Councillors in Brighton & Hove consider anti-racist schools plan

Graham Robson November 10, 2020

Councillors in Brighton & Hove are being asked to support the development of a city-wide anti-racist schools strategy, which would see Brighton & Hove City Council‘s (BHCC) education team working in partnership with the Brighton & Hove Educators of Colour Collective (BHECC).

BHECC was founded by a group of staff during the summer to support and empower educators of colour and to support anti-racist action in schools. The Collective has worked with a consultant commissioned by BHCC to draft a strategy with racial literacy training at its centre. Its aims are to prevent and mitigate the racism within the educational system, and support more effectively those in school communities experiencing racism.

The strategy, which would launch in April, would cover all aspects of school life including:
– Reviewing the curriculum and existing school policies
– Training for staff and governors
– Developing pupil and student racial literacy
– Incident reporting and support for BAME pupils and students and their parents.

A report on the proposed strategy is due to be considered by BHCC’s Children, Young People and Skills Committee on Monday, November 9.

Councillor Hannah Clare, chair of the committee, said: “A recent YMCA poll of black children found that 95% of them hear racist language and half think racism is their biggest barrier to success.
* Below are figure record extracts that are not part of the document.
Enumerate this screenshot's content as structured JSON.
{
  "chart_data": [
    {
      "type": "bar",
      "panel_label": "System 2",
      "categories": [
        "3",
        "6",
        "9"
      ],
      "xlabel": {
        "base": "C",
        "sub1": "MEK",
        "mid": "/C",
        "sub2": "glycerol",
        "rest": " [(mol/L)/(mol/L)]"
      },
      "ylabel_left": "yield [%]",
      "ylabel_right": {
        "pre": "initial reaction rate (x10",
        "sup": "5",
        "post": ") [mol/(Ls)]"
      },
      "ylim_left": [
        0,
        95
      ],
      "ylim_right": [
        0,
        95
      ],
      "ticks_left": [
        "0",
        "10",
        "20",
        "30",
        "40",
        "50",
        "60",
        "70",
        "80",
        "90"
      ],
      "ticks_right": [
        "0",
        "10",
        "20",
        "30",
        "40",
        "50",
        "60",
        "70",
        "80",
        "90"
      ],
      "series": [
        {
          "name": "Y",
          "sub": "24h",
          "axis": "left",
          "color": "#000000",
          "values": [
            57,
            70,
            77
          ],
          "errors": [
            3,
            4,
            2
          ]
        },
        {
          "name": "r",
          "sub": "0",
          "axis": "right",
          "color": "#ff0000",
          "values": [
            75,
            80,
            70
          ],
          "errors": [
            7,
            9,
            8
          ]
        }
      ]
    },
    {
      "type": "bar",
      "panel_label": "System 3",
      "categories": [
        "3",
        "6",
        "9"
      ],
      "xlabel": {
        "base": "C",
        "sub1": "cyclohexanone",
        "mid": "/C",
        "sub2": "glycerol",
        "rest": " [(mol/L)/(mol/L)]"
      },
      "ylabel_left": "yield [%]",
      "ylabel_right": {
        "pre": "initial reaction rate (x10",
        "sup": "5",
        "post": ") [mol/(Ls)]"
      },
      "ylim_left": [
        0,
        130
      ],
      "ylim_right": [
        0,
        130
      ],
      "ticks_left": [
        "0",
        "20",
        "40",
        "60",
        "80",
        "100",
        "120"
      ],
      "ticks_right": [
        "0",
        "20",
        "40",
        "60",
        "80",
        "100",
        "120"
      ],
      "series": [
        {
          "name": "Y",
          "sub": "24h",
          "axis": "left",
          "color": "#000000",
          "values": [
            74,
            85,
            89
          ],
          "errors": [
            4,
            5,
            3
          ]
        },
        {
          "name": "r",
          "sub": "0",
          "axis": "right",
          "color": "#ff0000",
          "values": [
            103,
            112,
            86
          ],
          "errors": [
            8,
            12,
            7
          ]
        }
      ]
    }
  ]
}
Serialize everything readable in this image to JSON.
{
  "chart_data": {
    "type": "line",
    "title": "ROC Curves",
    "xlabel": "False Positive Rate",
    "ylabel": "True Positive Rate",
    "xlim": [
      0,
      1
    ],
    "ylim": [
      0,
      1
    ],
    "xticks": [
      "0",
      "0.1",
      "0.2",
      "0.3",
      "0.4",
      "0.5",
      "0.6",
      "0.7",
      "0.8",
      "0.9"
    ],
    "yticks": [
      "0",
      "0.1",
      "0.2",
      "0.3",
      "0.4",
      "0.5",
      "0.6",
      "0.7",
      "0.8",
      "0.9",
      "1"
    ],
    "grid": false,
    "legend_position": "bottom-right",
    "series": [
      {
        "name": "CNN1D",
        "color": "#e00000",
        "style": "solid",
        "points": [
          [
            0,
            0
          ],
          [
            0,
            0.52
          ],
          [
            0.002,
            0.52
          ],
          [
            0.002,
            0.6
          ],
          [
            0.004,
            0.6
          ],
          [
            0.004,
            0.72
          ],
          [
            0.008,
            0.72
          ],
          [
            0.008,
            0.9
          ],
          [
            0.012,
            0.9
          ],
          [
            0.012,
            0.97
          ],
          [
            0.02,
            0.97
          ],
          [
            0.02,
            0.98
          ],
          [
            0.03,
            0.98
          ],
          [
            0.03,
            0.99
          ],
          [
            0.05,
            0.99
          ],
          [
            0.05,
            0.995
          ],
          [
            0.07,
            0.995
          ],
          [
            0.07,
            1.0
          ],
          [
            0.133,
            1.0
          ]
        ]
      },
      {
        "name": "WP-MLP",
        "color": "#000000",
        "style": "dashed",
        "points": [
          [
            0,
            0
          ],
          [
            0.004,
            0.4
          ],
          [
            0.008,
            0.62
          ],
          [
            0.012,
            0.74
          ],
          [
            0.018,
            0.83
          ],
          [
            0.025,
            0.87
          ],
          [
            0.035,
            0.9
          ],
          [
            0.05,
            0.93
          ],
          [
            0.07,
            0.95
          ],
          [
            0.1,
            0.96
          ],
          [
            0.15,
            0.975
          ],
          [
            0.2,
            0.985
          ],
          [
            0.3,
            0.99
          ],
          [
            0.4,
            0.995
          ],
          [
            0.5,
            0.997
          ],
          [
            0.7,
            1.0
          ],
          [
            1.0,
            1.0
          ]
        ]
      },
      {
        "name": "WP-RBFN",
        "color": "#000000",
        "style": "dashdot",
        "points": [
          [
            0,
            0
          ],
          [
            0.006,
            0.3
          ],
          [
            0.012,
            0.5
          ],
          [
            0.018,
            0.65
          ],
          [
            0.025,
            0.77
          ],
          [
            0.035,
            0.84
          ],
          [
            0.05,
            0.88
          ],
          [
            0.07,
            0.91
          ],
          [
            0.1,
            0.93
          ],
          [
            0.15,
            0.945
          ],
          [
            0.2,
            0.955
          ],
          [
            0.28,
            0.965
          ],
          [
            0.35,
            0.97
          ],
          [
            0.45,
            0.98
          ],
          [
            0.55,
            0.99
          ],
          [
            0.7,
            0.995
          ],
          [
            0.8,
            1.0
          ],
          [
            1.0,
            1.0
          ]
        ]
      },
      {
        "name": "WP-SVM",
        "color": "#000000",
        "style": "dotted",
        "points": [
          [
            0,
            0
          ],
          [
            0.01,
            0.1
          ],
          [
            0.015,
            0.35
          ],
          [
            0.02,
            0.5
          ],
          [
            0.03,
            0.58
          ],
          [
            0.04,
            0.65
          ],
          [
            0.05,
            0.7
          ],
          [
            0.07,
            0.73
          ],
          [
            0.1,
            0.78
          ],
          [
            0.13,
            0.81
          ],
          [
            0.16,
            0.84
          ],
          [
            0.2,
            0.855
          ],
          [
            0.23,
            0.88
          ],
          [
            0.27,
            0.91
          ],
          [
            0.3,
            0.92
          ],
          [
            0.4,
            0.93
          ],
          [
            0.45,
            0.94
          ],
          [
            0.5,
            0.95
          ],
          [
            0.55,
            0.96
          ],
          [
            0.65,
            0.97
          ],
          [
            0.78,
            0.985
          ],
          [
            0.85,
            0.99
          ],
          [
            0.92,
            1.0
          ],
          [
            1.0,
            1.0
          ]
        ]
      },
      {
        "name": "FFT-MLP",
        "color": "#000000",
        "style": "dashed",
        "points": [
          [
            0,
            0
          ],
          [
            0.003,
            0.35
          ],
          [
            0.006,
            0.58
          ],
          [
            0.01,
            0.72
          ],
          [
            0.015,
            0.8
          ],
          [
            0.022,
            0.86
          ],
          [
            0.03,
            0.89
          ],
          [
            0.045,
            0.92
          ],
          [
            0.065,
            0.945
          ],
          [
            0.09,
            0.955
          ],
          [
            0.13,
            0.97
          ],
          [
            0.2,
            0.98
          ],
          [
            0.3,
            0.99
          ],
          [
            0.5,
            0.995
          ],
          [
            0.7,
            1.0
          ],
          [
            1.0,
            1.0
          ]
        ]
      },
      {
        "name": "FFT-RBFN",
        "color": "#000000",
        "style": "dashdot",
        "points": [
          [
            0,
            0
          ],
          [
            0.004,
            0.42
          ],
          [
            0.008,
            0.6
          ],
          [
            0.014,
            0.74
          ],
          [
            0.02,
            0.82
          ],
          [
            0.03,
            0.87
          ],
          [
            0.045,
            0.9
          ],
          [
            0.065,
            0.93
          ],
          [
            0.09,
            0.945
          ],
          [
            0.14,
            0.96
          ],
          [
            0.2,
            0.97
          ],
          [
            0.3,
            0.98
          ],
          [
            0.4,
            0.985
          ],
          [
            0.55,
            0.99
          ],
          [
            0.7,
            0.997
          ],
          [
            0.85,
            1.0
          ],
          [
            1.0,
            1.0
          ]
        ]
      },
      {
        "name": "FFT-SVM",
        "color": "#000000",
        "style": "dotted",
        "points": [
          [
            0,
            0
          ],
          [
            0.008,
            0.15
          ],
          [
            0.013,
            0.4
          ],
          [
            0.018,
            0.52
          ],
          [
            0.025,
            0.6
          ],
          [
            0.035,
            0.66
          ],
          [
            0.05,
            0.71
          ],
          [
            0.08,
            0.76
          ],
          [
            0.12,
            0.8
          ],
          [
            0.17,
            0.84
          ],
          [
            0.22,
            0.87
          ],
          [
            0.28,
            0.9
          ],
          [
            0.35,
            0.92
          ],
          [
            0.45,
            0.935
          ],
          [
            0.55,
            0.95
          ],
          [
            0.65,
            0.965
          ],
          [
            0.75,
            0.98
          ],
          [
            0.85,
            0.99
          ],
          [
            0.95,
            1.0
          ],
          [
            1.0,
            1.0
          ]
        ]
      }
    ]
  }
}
We cannot let this continue.

“I’d like to welcome the formation of the BHECC and thank them for sharing their expertise and experience and agreeing to work with us on this vital initiative.

“A lot of good work in this area has already begun. For example, PSHE materials are being developed to support secondary students to understand the structural nature of racism.

“The council’s education team is making sure all their staff have received racial literacy training by April 2021.

“This will ensure that all support offered to schools comes from a place of understanding systemic racism and so all can play a part in challenging it.

“The Black Lives Matter movement has energised people all over the world. Action on this issue is well overdue and I look forward to future action being taken to tackle racism in our schools.”

Councillor John Allcock, the committee’s opposition spokesperson, added: “There’s a real momentum in our city and our schools now to make meaningful, structural changes that will start to dismantle racism and improve daily lived experiences and opportunities for our children and young people from black and other ethnic minority communities.

“Pupils do better and feel better at school when they are valued and heard. So this is not just about respect and decency, it’s also about social cohesion and improving academic standards across the city.

“I very much welcome this initiative and am grateful to the BHECC for sharing their voice and leading this work in order to support and enable the council to take the first important steps.”